Not the least of the pleasures of this offering from the Indian Ink company is that the Wellington wind finally gets its star turn.

It’s a constant presence around the Indian-styled hotel on Oriental Bay where the action takes place. Buzzing like a chainsaw every time a door or window opens, it creates confusion and diversion.

Wind makes the second act opening a Buster Keaton-like sequence of hilarious physical daring and, in the end, becomes a vehicle of miraculous benevolence  intervening to provide the desired ending to this perfect evening in the theatre.

The wind is also the perfect metaphor for the way this piece works. Its shifting of the air around us to create unexpected collisions between people and objects is akin to the way this masterfully constructed play links to a multitude of styles into one happy contrivance.

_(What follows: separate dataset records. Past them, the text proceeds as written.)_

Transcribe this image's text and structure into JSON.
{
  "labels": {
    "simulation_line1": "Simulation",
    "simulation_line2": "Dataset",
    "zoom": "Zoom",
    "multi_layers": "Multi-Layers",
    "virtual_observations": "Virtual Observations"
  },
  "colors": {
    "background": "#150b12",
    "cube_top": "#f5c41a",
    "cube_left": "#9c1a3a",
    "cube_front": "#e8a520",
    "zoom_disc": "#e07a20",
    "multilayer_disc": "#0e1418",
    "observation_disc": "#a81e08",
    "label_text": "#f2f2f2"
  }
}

The first “background” characters arrive in blank French style masks – the main characters wear the funny noses and Italian caricature masks familiar from Krishnan’s Dairy  and the Candlestickmaker, and we freely accept that one character may be the Grim Reaper –  how could the others not realise as we do that his initial G  coul not possible stand for George?.

We are carried along as if by a breeze from slapstick action and double take lines worthy of the Maerx Brothers to lightly  worn profundity about living nd dying,

Familiar themes such as arranged marriages are joined with subtle satirical thrusts at unexpected targets such as The Medical Council , globalisation and immigration policy.

Ini terms of its place in the Trilogy which began with Krishnan’s Dairy, it seems to me that this is  both the fulfilment and the finest achievement of Rajan’s and Lewis’s aims.

Some may place Krishnan higher but in part that us because it was such a surprise, presenting what, til then, was an area of New Zealand life  which had been artistically unexplored.